Haití y la vergüenza permanente
javierfeito (20 de Enero, 2010)
JAVIER J. FEITO
Haití, ese pequeño país que ocupa un tercio de la isla caribeña de La Española (los otros dos tercios pertenecen a la República Dominicana), ha sufrido un terrible terremoto que nos ha traído imágenes y escenas sobrecogedoras y desoladoras. Pero no quiero hacer referencia a las cifras de muertos que constantemente van aumentando y posiblemente nunca se sepa la cifra exacta, ni al desastre humanitario que se vive y que seguirá por mucho tiempo, ni a la escasez de medios, ni al 80% de pobreza que existía antes del terremoto y que seguramente ahora aumente o a la desforestación vivida en el último siglo que ha pelado esa parte de la isla de superficie arbórea, etcétera. Tampoco quiero hacer referencia comentada a los pillajes y robos que van en aumento, al auge en el tráfico de personas hacia La República Dominicana o a la total descoordinación entre los países que prestan la ayuda humanitaria.
Hoy quiero dejar constancia por escrito de que una vez más nos ha golpeado en la cara la evidente realidad (valga la redundancia) del subdesarrollo más infame y despreciable que podemos encontrarnos a escasas millas de la primera potencia mundial y de todos los centros vacacionales del Caribe y sin embargo nadie se acordó de este país hasta ahora (que al menos algo es algo). Igual que pasó en Sumatra en varias ocasiones o como ocurre cuando acontecen catástrofes de esta magnitud.
Ahora los países prestadores de servicios a Haití, han condonado la deuda haitiana, pero ¿dónde se fue el dinero de esas ayudas que ahora se condonan?. La pregunta sólo pueden responderla quienes robaron el dinero de las ayudas internacionales y que no son otros que los gobernantes haitianos, los cuales llevan viviendo, desde hace muchos años, a costa de la pobreza de su pueblo (erradicar ésta era el objetivo de esas ayudas).
Me lo pregunto porque el país no tiene nada, no hay luz, ni alimentos, ni medicamentos, ni infraestructuras básicas, nada, es un caos que ya existía y se ha acentuado como consecuencia de este terremoto, amén de los miles de muertos hacinados en las calles y carreteras. Es otro ejemplo más de la falta de solidaridad que existe en este mundo (porque los gobernantes se han puesto una venda en los ojos para no ver la realidad y un casco protector para evitar las bofetadas que les golpean diariamente en Haití y otros muchos países).
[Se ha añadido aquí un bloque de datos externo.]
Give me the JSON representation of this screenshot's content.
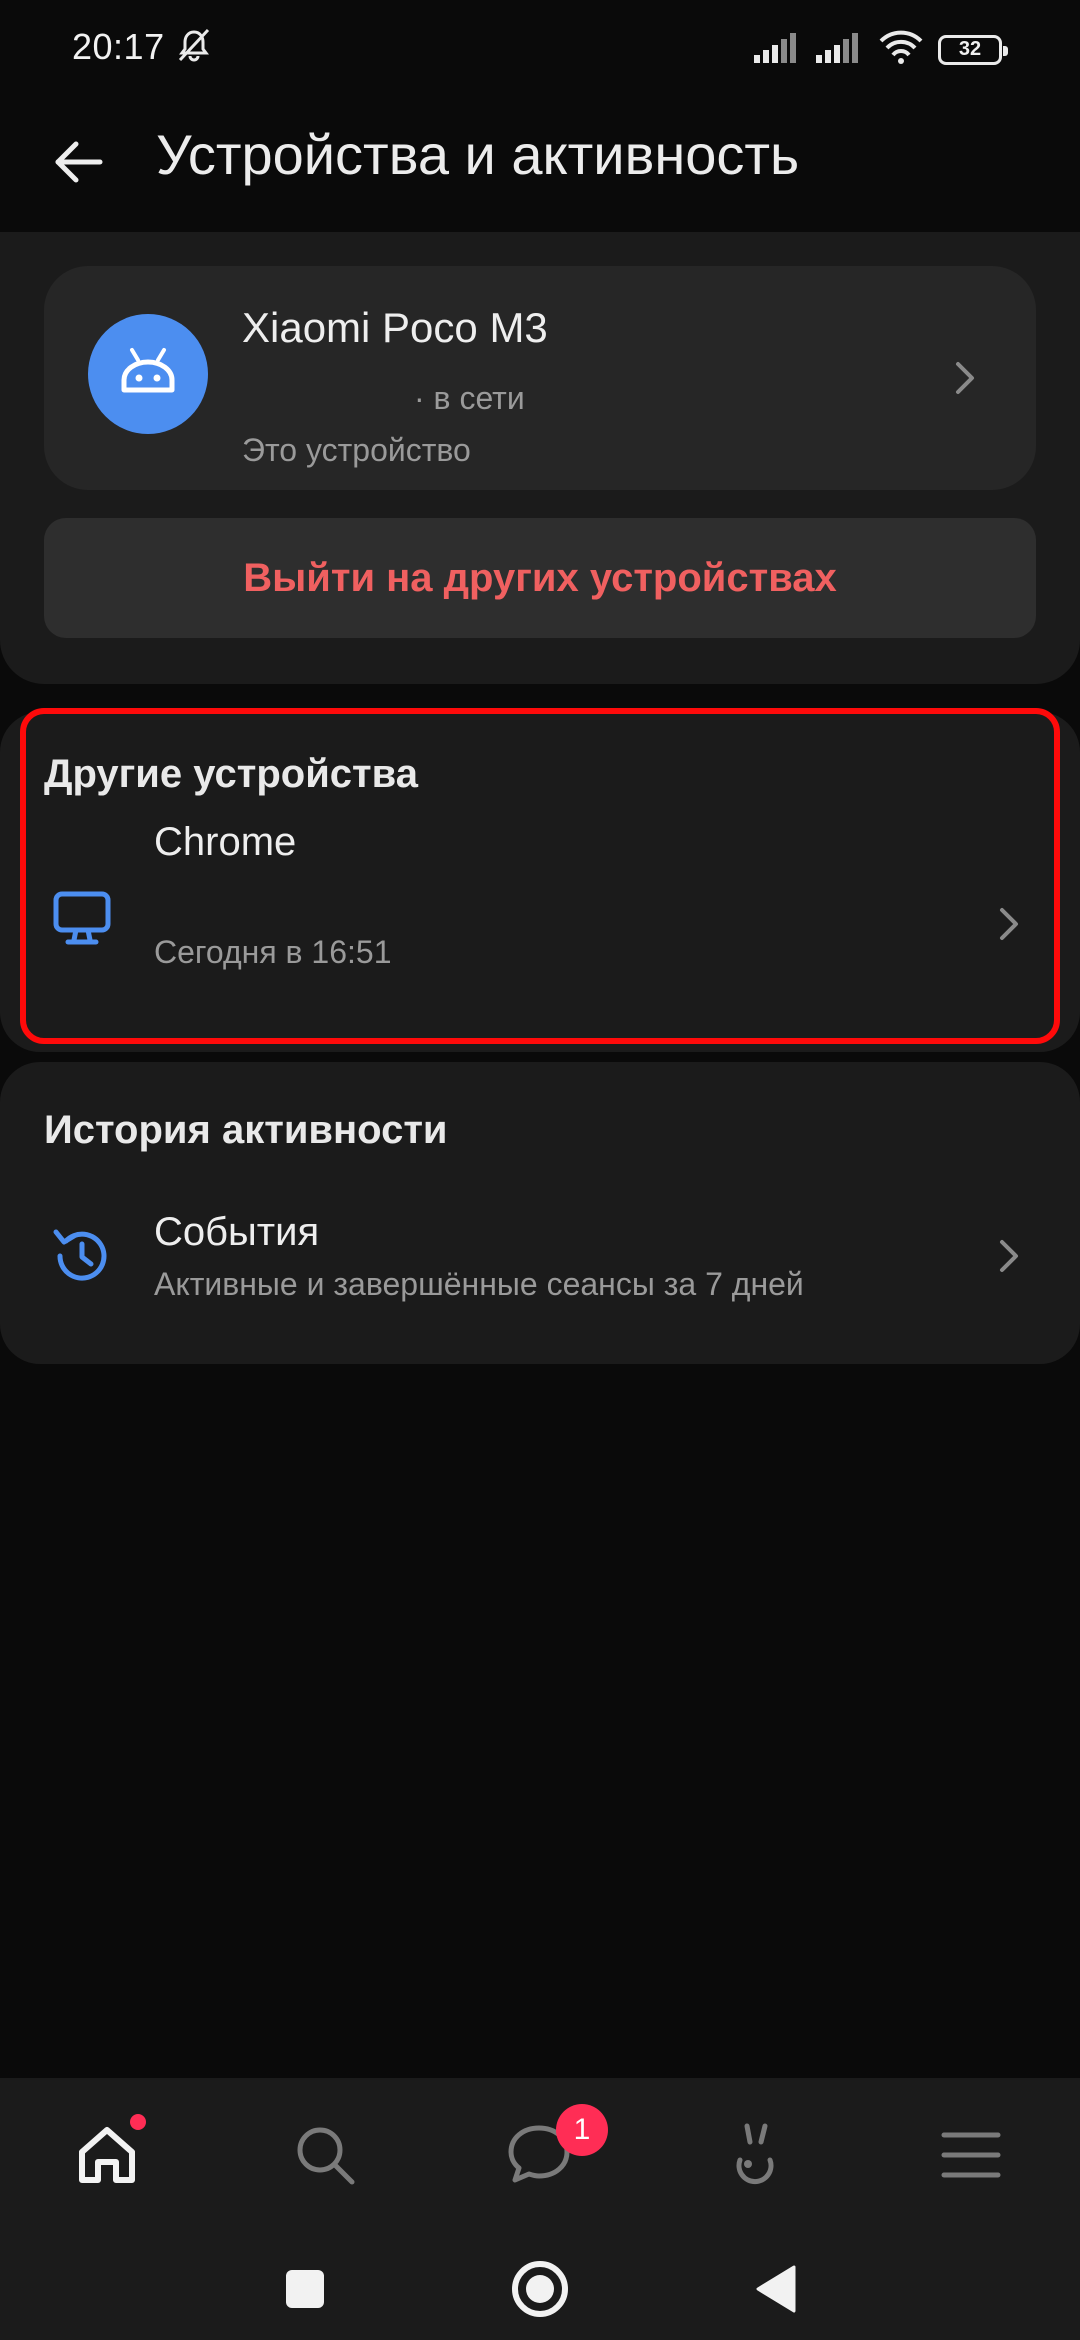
{
  "status_bar": {
    "time": "20:17",
    "battery": "32",
    "icons": [
      "mute-bell-icon",
      "signal-icon",
      "signal-icon",
      "wifi-icon",
      "battery-icon"
    ]
  },
  "header": {
    "title": "Устройства и активность",
    "back_icon": "arrow-left-icon"
  },
  "current_device": {
    "name": "Xiaomi Poco M3",
    "status": "· в сети",
    "subtitle": "Это устройство",
    "icon": "android-icon"
  },
  "logout_button": {
    "label": "Выйти на других устройствах"
  },
  "other_devices": {
    "title": "Другие устройства",
    "items": [
      {
        "name": "Chrome",
        "time": "Сегодня в 16:51",
        "icon": "monitor-icon"
      }
    ]
  },
  "activity_history": {
    "title": "История активности",
    "items": [
      {
        "title": "События",
        "subtitle": "Активные и завершённые сеансы за 7 дней",
        "icon": "history-icon"
      }
    ]
  },
  "bottom_nav": {
    "items": [
      "home-icon",
      "search-icon",
      "messages-icon",
      "clips-icon",
      "menu-icon"
    ],
    "messages_badge": "1"
  },
  "colors": {
    "accent": "#4c8ef0",
    "danger": "#f06060",
    "badge": "#ff2d55",
    "highlight": "#ff0a0a"
  }
}
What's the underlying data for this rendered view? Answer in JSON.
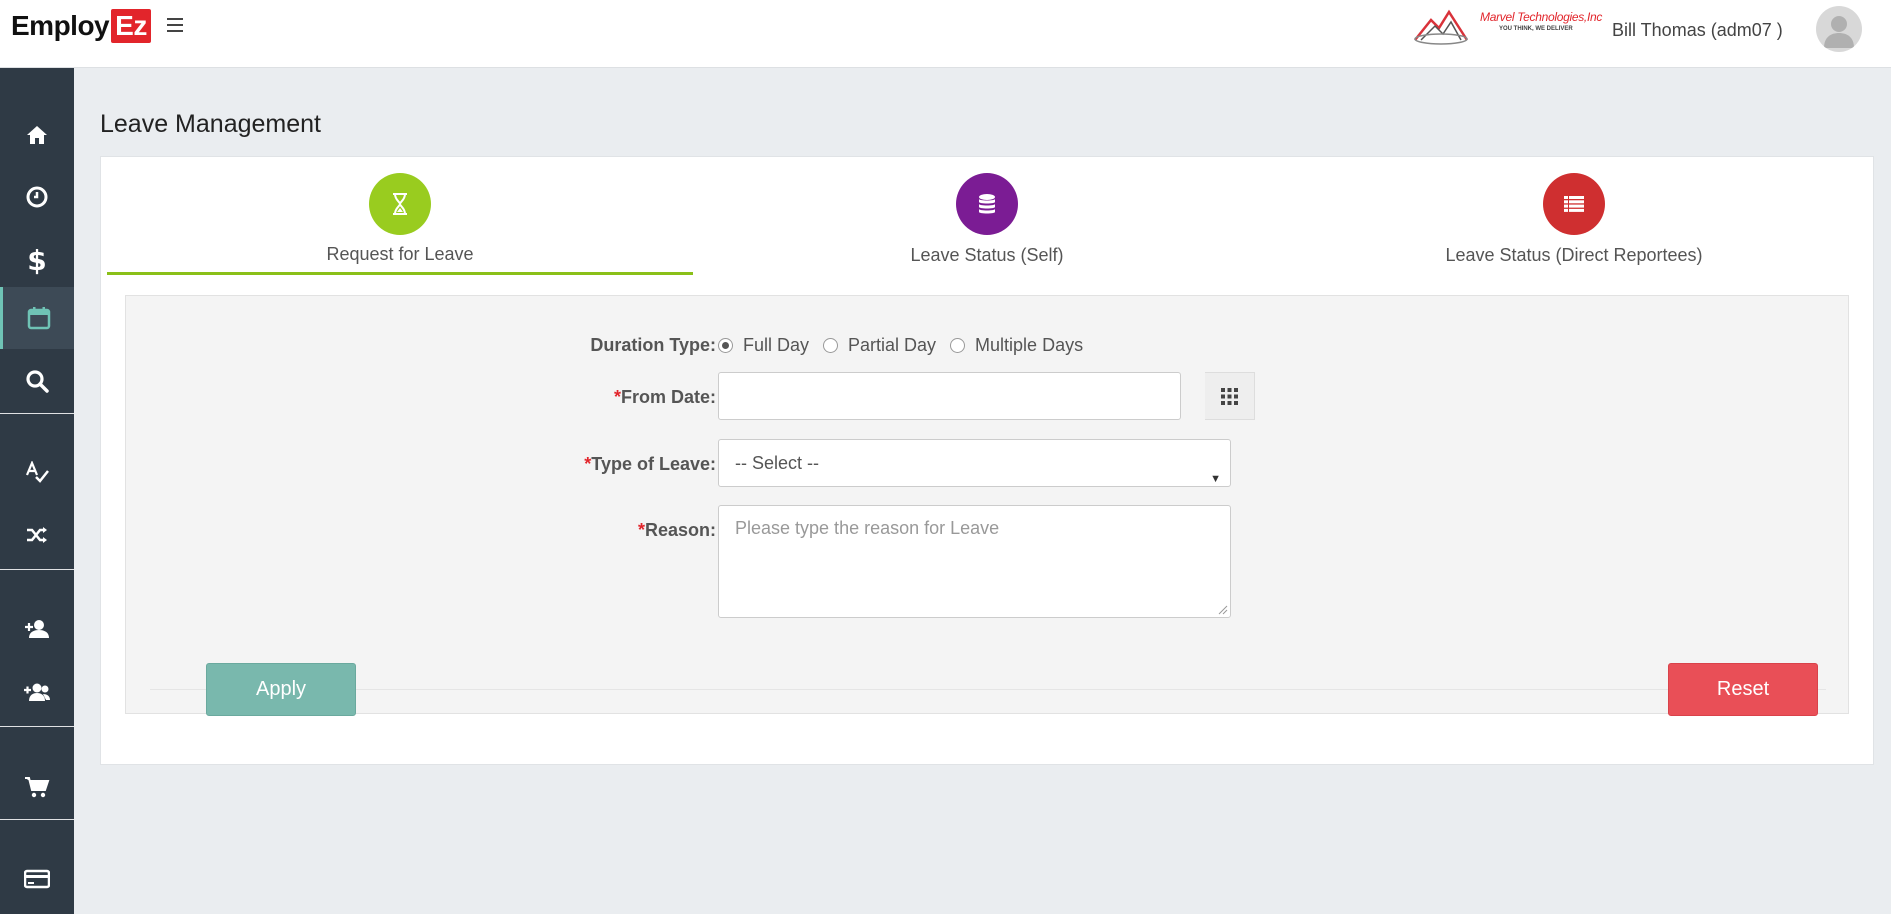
{
  "app": {
    "logo_prefix": "Employ",
    "logo_suffix": "Ez"
  },
  "header": {
    "company_name": "Marvel Technologies,Inc",
    "company_tagline": "YOU THINK, WE DELIVER",
    "user_display": "Bill Thomas (adm07 )"
  },
  "sidebar": {
    "items": [
      {
        "icon": "home-icon"
      },
      {
        "icon": "clock-icon"
      },
      {
        "icon": "dollar-icon"
      },
      {
        "icon": "calendar-icon",
        "active": true
      },
      {
        "icon": "search-icon"
      },
      {
        "icon": "spellcheck-icon"
      },
      {
        "icon": "shuffle-icon"
      },
      {
        "icon": "add-user-icon"
      },
      {
        "icon": "add-group-icon"
      },
      {
        "icon": "cart-icon"
      },
      {
        "icon": "credit-card-icon"
      }
    ]
  },
  "page": {
    "title": "Leave Management"
  },
  "tabs": [
    {
      "label": "Request for Leave",
      "icon": "hourglass-icon",
      "color": "#99cc1f",
      "active": true
    },
    {
      "label": "Leave Status (Self)",
      "icon": "database-icon",
      "color": "#7b1c94",
      "active": false
    },
    {
      "label": "Leave Status (Direct Reportees)",
      "icon": "list-icon",
      "color": "#cf2f30",
      "active": false
    }
  ],
  "form": {
    "duration_label": "Duration Type:",
    "duration_options": [
      "Full Day",
      "Partial Day",
      "Multiple Days"
    ],
    "duration_selected": "Full Day",
    "required_mark": "*",
    "from_date_label": "From Date:",
    "from_date_value": "",
    "leave_type_label": "Type of Leave:",
    "leave_type_selected": "-- Select --",
    "reason_label": "Reason:",
    "reason_placeholder": "Please type the reason for Leave",
    "apply_label": "Apply",
    "reset_label": "Reset"
  },
  "colors": {
    "sidebar_bg": "#2f3a45",
    "active_accent": "#6fc3b5",
    "apply": "#79b8ad",
    "reset": "#e94f57",
    "tab_underline": "#8ac018"
  }
}
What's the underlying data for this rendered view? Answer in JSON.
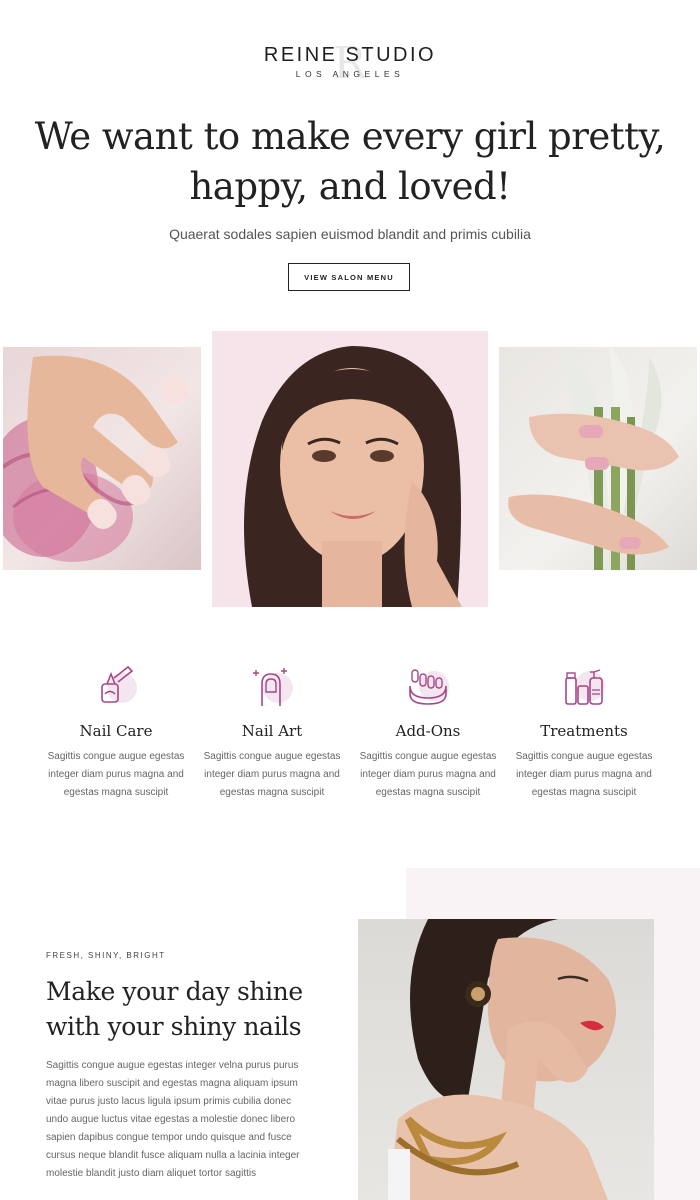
{
  "brand": {
    "name": "REINE STUDIO",
    "city": "LOS ANGELES",
    "mark": "R"
  },
  "hero": {
    "title": "We want to make every girl pretty, happy, and loved!",
    "subtitle": "Quaerat sodales sapien euismod blandit and primis cubilia",
    "cta_label": "VIEW SALON MENU"
  },
  "services": [
    {
      "title": "Nail Care",
      "icon": "nail-polish-icon",
      "text": "Sagittis congue augue egestas integer diam purus magna and egestas magna suscipit"
    },
    {
      "title": "Nail Art",
      "icon": "nail-sparkle-icon",
      "text": "Sagittis congue augue egestas integer diam purus magna and egestas magna suscipit"
    },
    {
      "title": "Add-Ons",
      "icon": "toe-separator-icon",
      "text": "Sagittis congue augue egestas integer diam purus magna and egestas magna suscipit"
    },
    {
      "title": "Treatments",
      "icon": "cosmetics-bottles-icon",
      "text": "Sagittis congue augue egestas integer diam purus magna and egestas magna suscipit"
    }
  ],
  "feature": {
    "eyebrow": "FRESH, SHINY, BRIGHT",
    "title": "Make your day shine with your shiny nails",
    "body": "Sagittis congue augue egestas integer velna purus purus magna libero suscipit and egestas magna aliquam ipsum vitae purus justo lacus ligula ipsum primis cubilia donec undo augue luctus vitae egestas a molestie donec libero sapien dapibus congue tempor undo quisque and fusce cursus neque blandit fusce aliquam nulla a lacinia integer molestie blandit justo diam aliquet tortor sagittis"
  },
  "colors": {
    "accent": "#a8458a",
    "accent_soft": "#f4e6ef",
    "text_dark": "#222222",
    "text_muted": "#666666"
  }
}
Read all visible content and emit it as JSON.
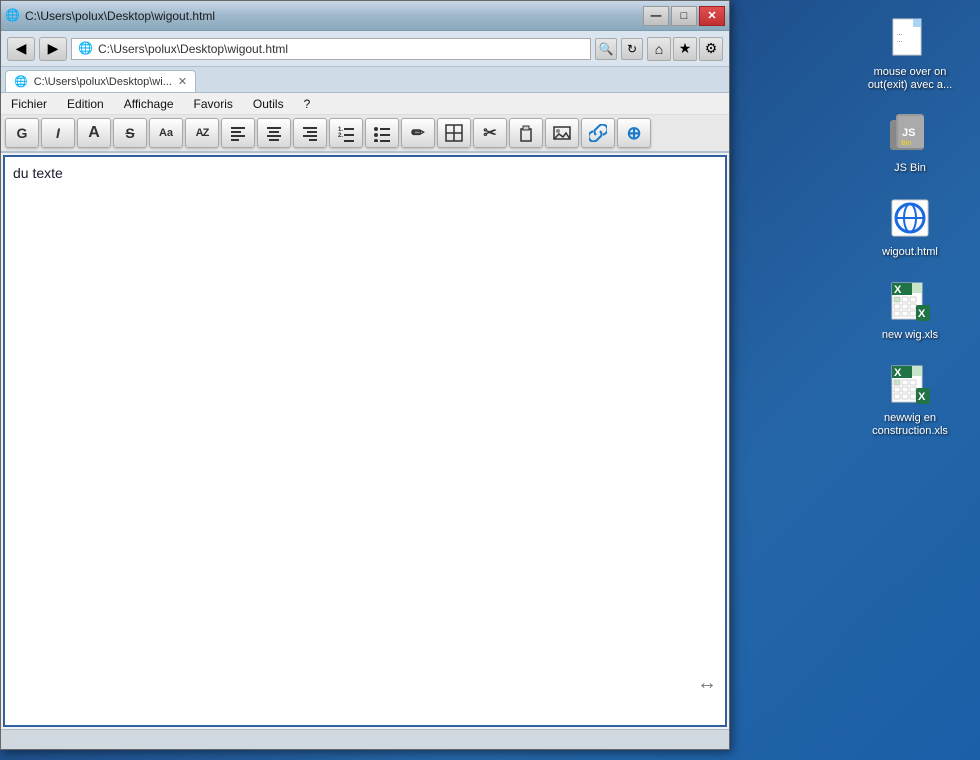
{
  "desktop": {
    "background_color": "#1a5fa8"
  },
  "browser": {
    "title": "C:\\Users\\polux\\Desktop\\wigout.html",
    "address": "C:\\Users\\polux\\Desktop\\wigout.html",
    "tab_label": "C:\\Users\\polux\\Desktop\\wi...",
    "window_controls": {
      "minimize": "—",
      "maximize": "□",
      "close": "✕"
    }
  },
  "nav_buttons": {
    "back": "◀",
    "forward": "▶"
  },
  "address_icons": {
    "refresh": "↻",
    "search": "🔍",
    "home": "⌂",
    "favorites": "★",
    "settings": "⚙"
  },
  "menu": {
    "items": [
      "Fichier",
      "Edition",
      "Affichage",
      "Favoris",
      "Outils",
      "?"
    ]
  },
  "editor_toolbar": {
    "buttons": [
      {
        "id": "bold",
        "label": "G",
        "title": "Gras"
      },
      {
        "id": "italic",
        "label": "I",
        "title": "Italique"
      },
      {
        "id": "font-size",
        "label": "A",
        "title": "Taille police"
      },
      {
        "id": "strikethrough",
        "label": "S",
        "title": "Barré"
      },
      {
        "id": "font-format",
        "label": "Aa",
        "title": "Format"
      },
      {
        "id": "font-color",
        "label": "AZ",
        "title": "Couleur"
      },
      {
        "id": "align-left",
        "label": "≡",
        "title": "Aligner gauche"
      },
      {
        "id": "align-center",
        "label": "≡",
        "title": "Centrer"
      },
      {
        "id": "align-right",
        "label": "≡",
        "title": "Aligner droite"
      },
      {
        "id": "list-ol",
        "label": "≔",
        "title": "Liste numérotée"
      },
      {
        "id": "list-ul",
        "label": "≔",
        "title": "Liste à puces"
      },
      {
        "id": "highlight",
        "label": "✏",
        "title": "Surligneur"
      },
      {
        "id": "table",
        "label": "▦",
        "title": "Tableau"
      },
      {
        "id": "cut",
        "label": "✂",
        "title": "Couper"
      },
      {
        "id": "paste",
        "label": "📋",
        "title": "Coller"
      },
      {
        "id": "image",
        "label": "🖼",
        "title": "Image"
      },
      {
        "id": "link",
        "label": "🔗",
        "title": "Lien"
      },
      {
        "id": "misc",
        "label": "⊕",
        "title": "Divers"
      }
    ]
  },
  "content": {
    "text": "du texte"
  },
  "desktop_icons": [
    {
      "id": "mouse-over",
      "label": "mouse over on\nout(exit) avec a...",
      "icon_type": "text_file",
      "icon_char": "📄"
    },
    {
      "id": "jsbin",
      "label": "JS Bin",
      "icon_type": "jsbin",
      "icon_char": "JS"
    },
    {
      "id": "wigout",
      "label": "wigout.html",
      "icon_type": "ie",
      "icon_char": "e"
    },
    {
      "id": "new-wig",
      "label": "new wig.xls",
      "icon_type": "excel",
      "icon_char": "X"
    },
    {
      "id": "newwig-construction",
      "label": "newwig en\nconstruction.xls",
      "icon_type": "excel",
      "icon_char": "X"
    }
  ]
}
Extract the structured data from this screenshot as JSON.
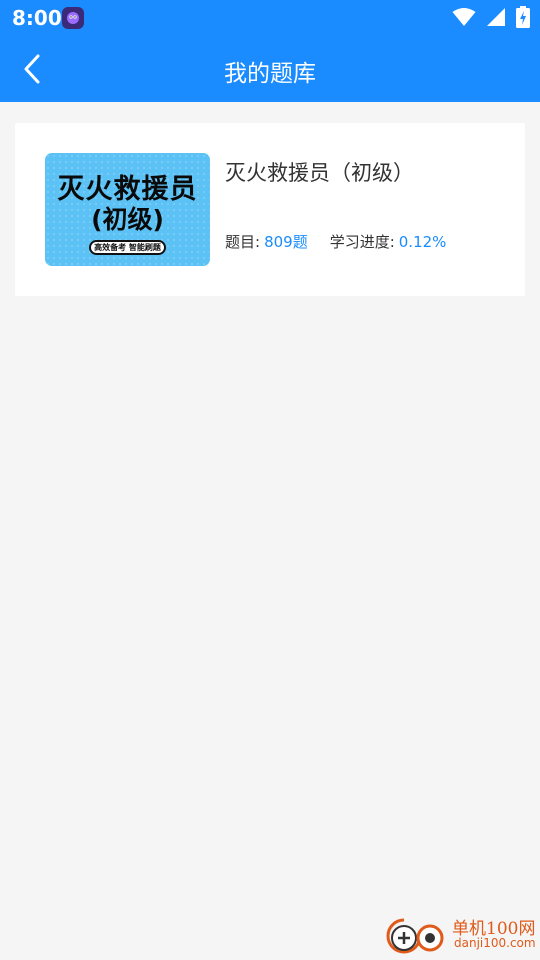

La República de Haití existe como tal desde 1804, fue el segundo país del continente americano, tras los Estados Unidos, en independizarse y por tanto el primero de América Latina, fue también el primer ejemplo en la historia universal de la abolición de la esclavitud y la represión de la raza negra, lo que sirvió para finalizar con el tráfico de esclavo llevados desde África al continente americano. Vivió al menos entre los años 1957 y 1986 (casi treinta años), con una fuerte represión dictatorial y militar, siempre con el beneplácito financiero y político de su vecino, los Estados Unidos, y por ello el apoyo americano al régimen dictatorial de Haití representa otra de las vergüenzas más increíbles de la historia estadounidense, se conocen muchas en su corta historia.
Historia haitiana aparte, dejo constancia de la indignación que me produce la sorpresa mundial de que Haití y otros países igualmente pobres, salten a la palestra sólo después de catástrofes naturales o guerras. No nos engañemos la población haitiana lleva décadas sufriendo horrores humanitarios y la mejor señal es que cuando estás en República Dominicana te aconsejan no pasar al país vecino.
Los horrores de Haití formarán parte de nuestras retinas durante un tiempo y luego nadie recordará ni siquiera que Puerto Príncipe es su capital.

Con personas como tú, Haití pernamecerá en nuestra cabeza y trataremos de ayudar y amimar a otros a hacerlo. A ser constantes, unos desde una plataforma como ésta desde la que escribes, otros apoyándote y todos moviéndonos poniendo los medios a nuestro alcance.
Fíjate lo que se consigue a través de estos blogs, de las redes sociales. A través del correo electrónico con nuestros contactos.
Te planteo el reto de que cada vez que escribas, de una u otra manera puedas encajar un recordatorio sobre Haití, de hecho tanto Cáritas como Cruz Roja trabajan y continuarán trabajando allí. Eso sí, no podemos dejarlos solos.
Los políticos puden pasar, los demás no pasamos.